National Shop Stewards Network
- Formation: 7 July 2007; 19 years ago
- Location: United Kingdom;
- Key people: Linda Taaffe, secretary; Rob Williams, national chair;
- Website: www.shopstewards.net

= National Shop Stewards Network =

National Shop Stewards Network (NSSN) is a network of shop stewards launched in Britain in 2007.

==Foundation==
The NSSN was founded at a conference called by the National Union of Rail, Maritime and Transport Workers (RMT) on 7 July 2007. The proposal to re-establish a shop stewards movement came from an RMT sponsored conference to discuss working class political representation held in January 2006.

==Campaigns==
===Anti-cuts campaign===
Following a unanimous decision of the steering committee, on 22 January 2011, the NSSN held a conference to discuss launching its own anti-cuts campaign.

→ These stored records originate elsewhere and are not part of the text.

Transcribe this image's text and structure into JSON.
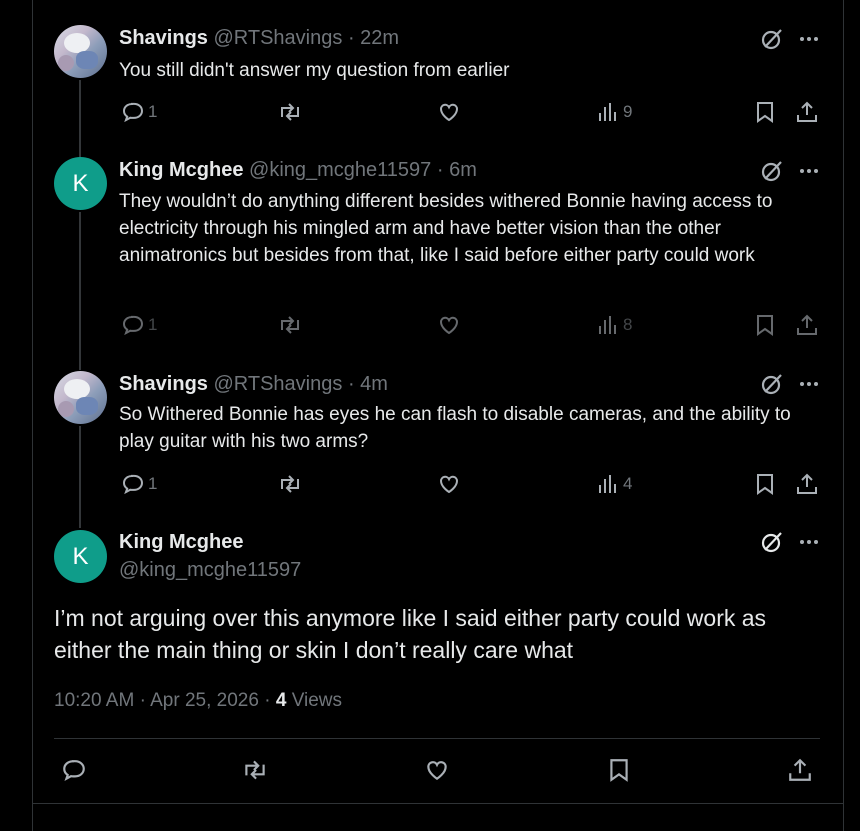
{
  "replies": [
    {
      "name": "Shavings",
      "handle": "@RTShavings",
      "sep": "·",
      "time": "22m",
      "text": "You still didn't answer my question from earlier",
      "reply_count": "1",
      "views": "9",
      "avatar": "photo"
    },
    {
      "name": "King Mcghee",
      "handle": "@king_mcghe11597",
      "sep": "·",
      "time": "6m",
      "text": "They wouldn’t do anything different besides withered Bonnie having access to electricity through his mingled arm and have better vision than the other animatronics but besides from that, like I said before either party could work",
      "reply_count": "1",
      "views": "8",
      "avatar": "K"
    },
    {
      "name": "Shavings",
      "handle": "@RTShavings",
      "sep": "·",
      "time": "4m",
      "text": "So Withered Bonnie has eyes he can flash to disable cameras, and the ability to play guitar with his two arms?",
      "reply_count": "1",
      "views": "4",
      "avatar": "photo"
    }
  ],
  "main_post": {
    "name": "King Mcghee",
    "handle": "@king_mcghe11597",
    "avatar": "K",
    "text": "I’m not arguing over this anymore like I said either party could work as either the main thing or skin I don’t really care what",
    "time": "10:20 AM",
    "date": "Apr 25, 2026",
    "views_count": "4",
    "views_label": "Views",
    "sep": "·"
  },
  "icons": [
    "grok-icon",
    "more-icon",
    "reply-icon",
    "repost-icon",
    "like-icon",
    "views-icon",
    "bookmark-icon",
    "share-icon"
  ],
  "colors": {
    "background": "#000000",
    "text": "#e7e9ea",
    "muted": "#71767b",
    "avatar_k": "#0f9d8a",
    "border": "#2f3336"
  }
}
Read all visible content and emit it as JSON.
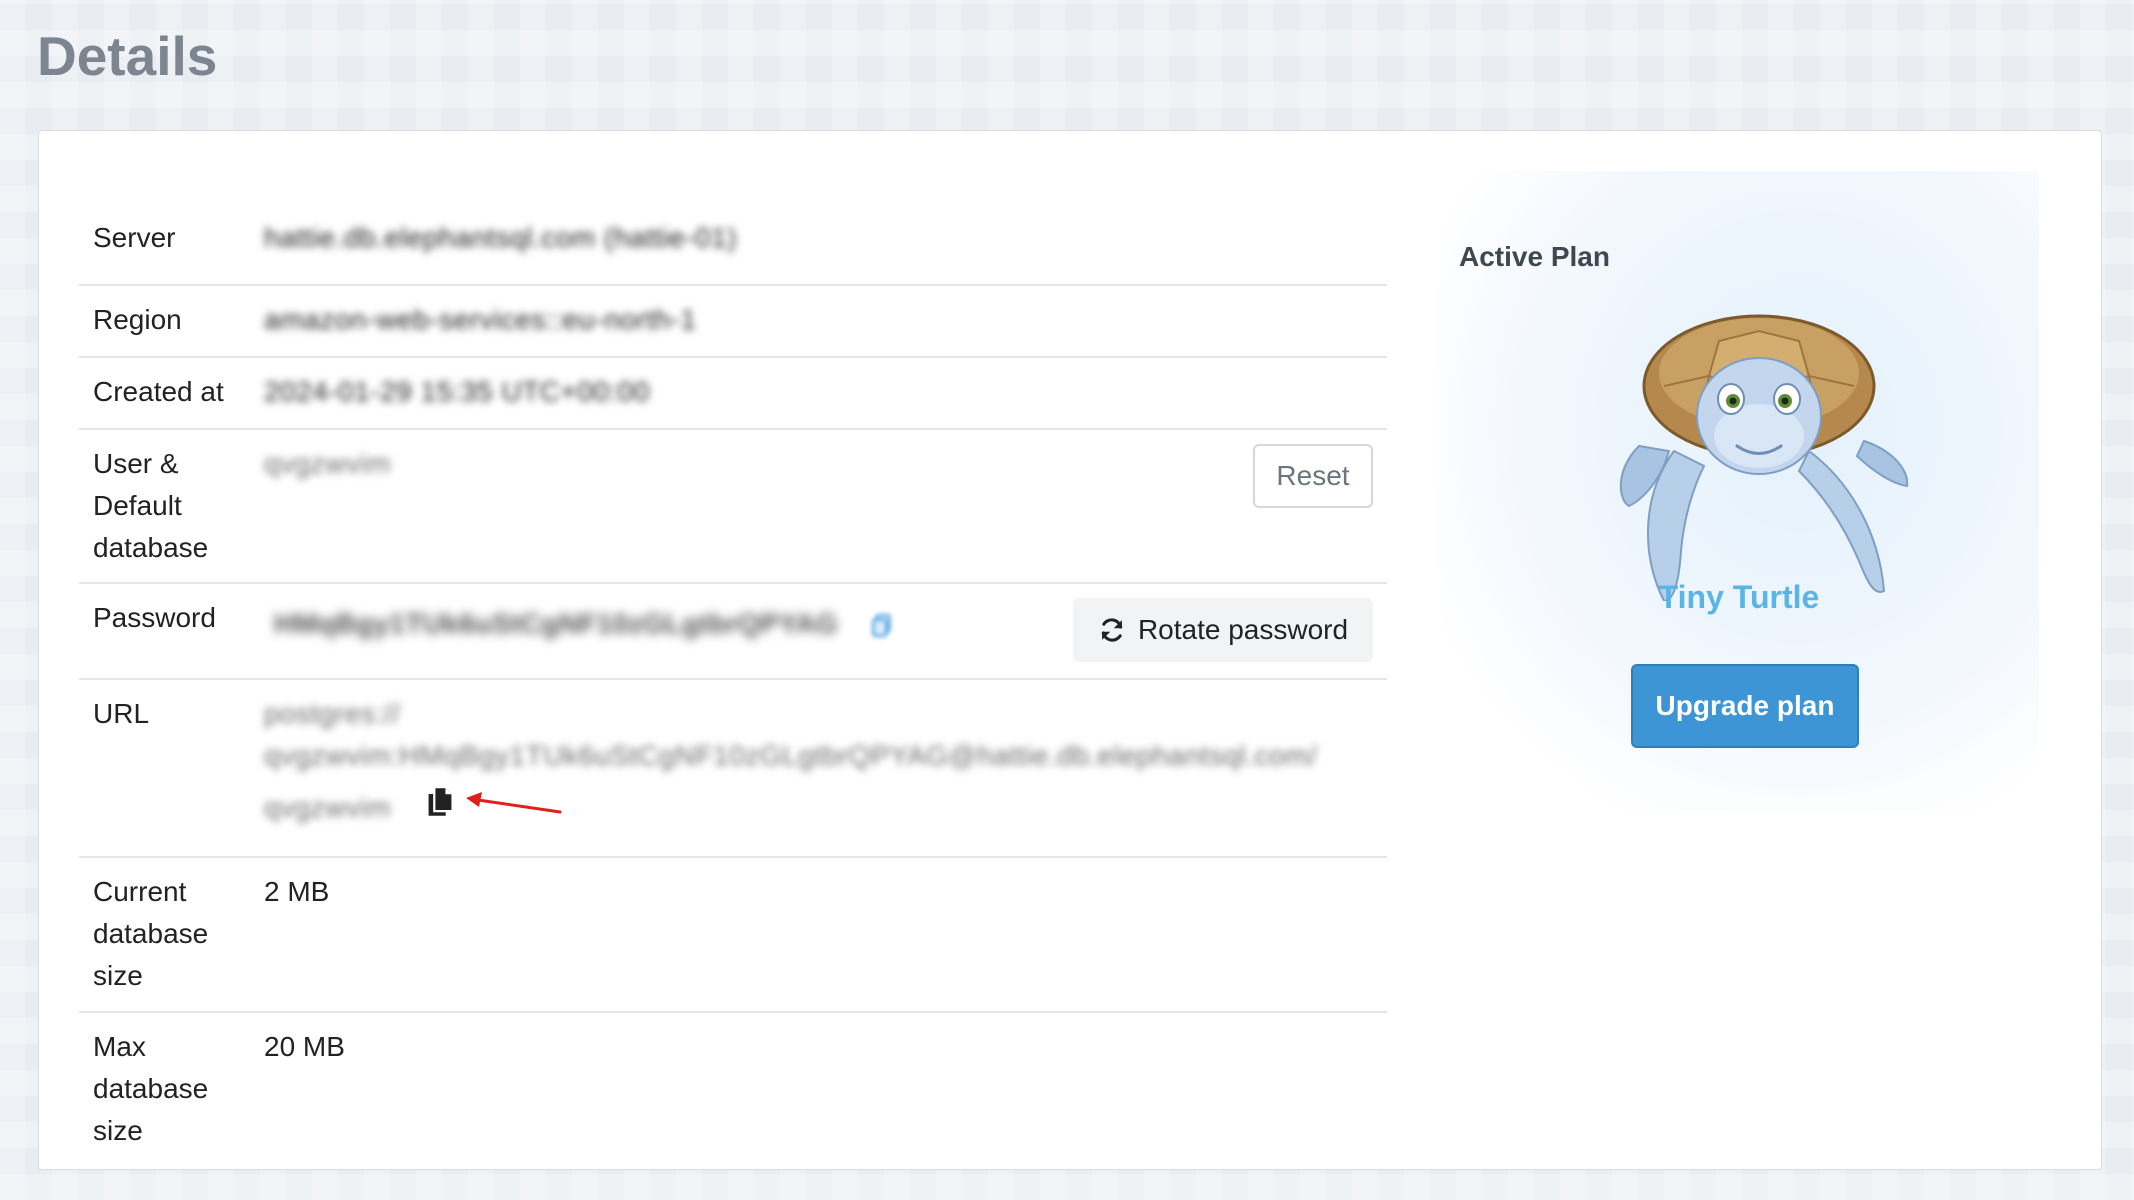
{
  "page": {
    "title": "Details"
  },
  "details": {
    "server": {
      "label": "Server",
      "value": "hattie.db.elephantsql.com (hattie-01)"
    },
    "region": {
      "label": "Region",
      "value": "amazon-web-services::eu-north-1"
    },
    "created": {
      "label": "Created at",
      "value": "2024-01-29 15:35 UTC+00:00"
    },
    "user": {
      "label_line1": "User &",
      "label_line2": "Default",
      "label_line3": "database",
      "value": "qvgzwvim",
      "reset_label": "Reset"
    },
    "password": {
      "label": "Password",
      "value": "HMqBgy1TUk6uStCgNF10zGLgtbrQPYAG",
      "rotate_label": "Rotate password"
    },
    "url": {
      "label": "URL",
      "line1": "postgres://",
      "line2": "qvgzwvim:HMqBgy1TUk6uStCgNF10zGLgtbrQPYAG@hattie.db.elephantsql.com/",
      "line3": "qvgzwvim"
    },
    "current_size": {
      "label_line1": "Current",
      "label_line2": "database",
      "label_line3": "size",
      "value": "2 MB"
    },
    "max_size": {
      "label_line1": "Max",
      "label_line2": "database",
      "label_line3": "size",
      "value": "20 MB"
    }
  },
  "plan": {
    "heading": "Active Plan",
    "name": "Tiny Turtle",
    "upgrade_label": "Upgrade plan"
  },
  "icons": {
    "rotate": "refresh-icon",
    "copy": "copy-icon",
    "annotation": "red-arrow-icon"
  },
  "colors": {
    "plan_name": "#5bb4e6",
    "upgrade_button": "#3d95d6",
    "annotation_arrow": "#e0201c"
  }
}
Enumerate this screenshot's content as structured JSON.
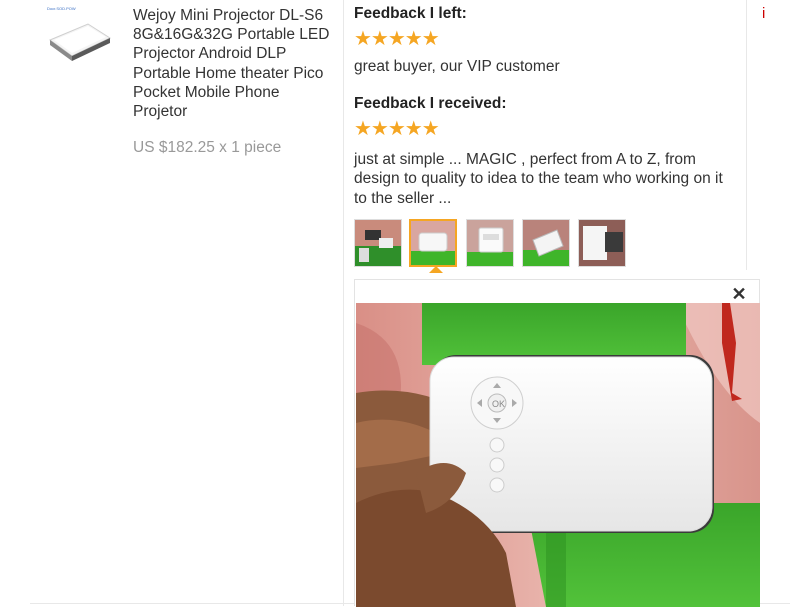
{
  "product": {
    "title": "Wejoy Mini Projector DL-S6 8G&16G&32G Portable LED Projector Android DLP Portable Home theater Pico Pocket Mobile Phone Projetor",
    "price": "US $182.25 x 1 piece",
    "thumb_logo_text": "Docr.SOD.POW"
  },
  "feedback_left": {
    "heading": "Feedback I left:",
    "stars": "★★★★★",
    "text": "great buyer, our VIP customer"
  },
  "feedback_received": {
    "heading": "Feedback I received:",
    "stars": "★★★★★",
    "text": "just at simple ... MAGIC , perfect from A to Z, from design to quality to idea to the team who working on it to the seller ..."
  },
  "photos": {
    "count": 5,
    "active_index": 1,
    "close_label": "✕"
  },
  "corner_mark": "i",
  "colors": {
    "star": "#f5a623",
    "active_border": "#f5a623",
    "box_green": "#3fb52a"
  }
}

A motion from a majority on the steering committee proposed establishing an anti-cuts campaign "anti-cuts campaign, bringing trade unions and communities together to save all jobs and services", whilst a minority on the steering committee argued against the motion, opposing setting up an anti-cuts campaign and argued for "working with Coalition of Resistance, Right to Work and other groups, to build and launch a single national anti-cuts organisation early in 2011". In the debate both sides had equal speakers and shared responsibility for chairing the debate which lasted 2 1/2 hours, with the conference voting 305 to 89 to establish an anti-cuts campaign committee which was elected immediately afterwards.

Since the conference, the anti-cuts campaign has called on its supporters to lobby local councils against carrying out government imposed cuts and organised a lobby Labour's Local Government conference in London on 5 March 2011.

The NSSN has also been involved in supporting co-ordinated action between trade unions over proposed government changes to public sector pensions and has called a lobby of the TUC in London on 11 September 2011

===Car industry===
The NSSN has been involved in helping car workers organise campaigns against closures of car and component plants in Southampton and organised a meeting of car worker shop stewards to build further links. It has also been involved in defending union reps from victimisation at Swansea Linamar and Swindon Honda.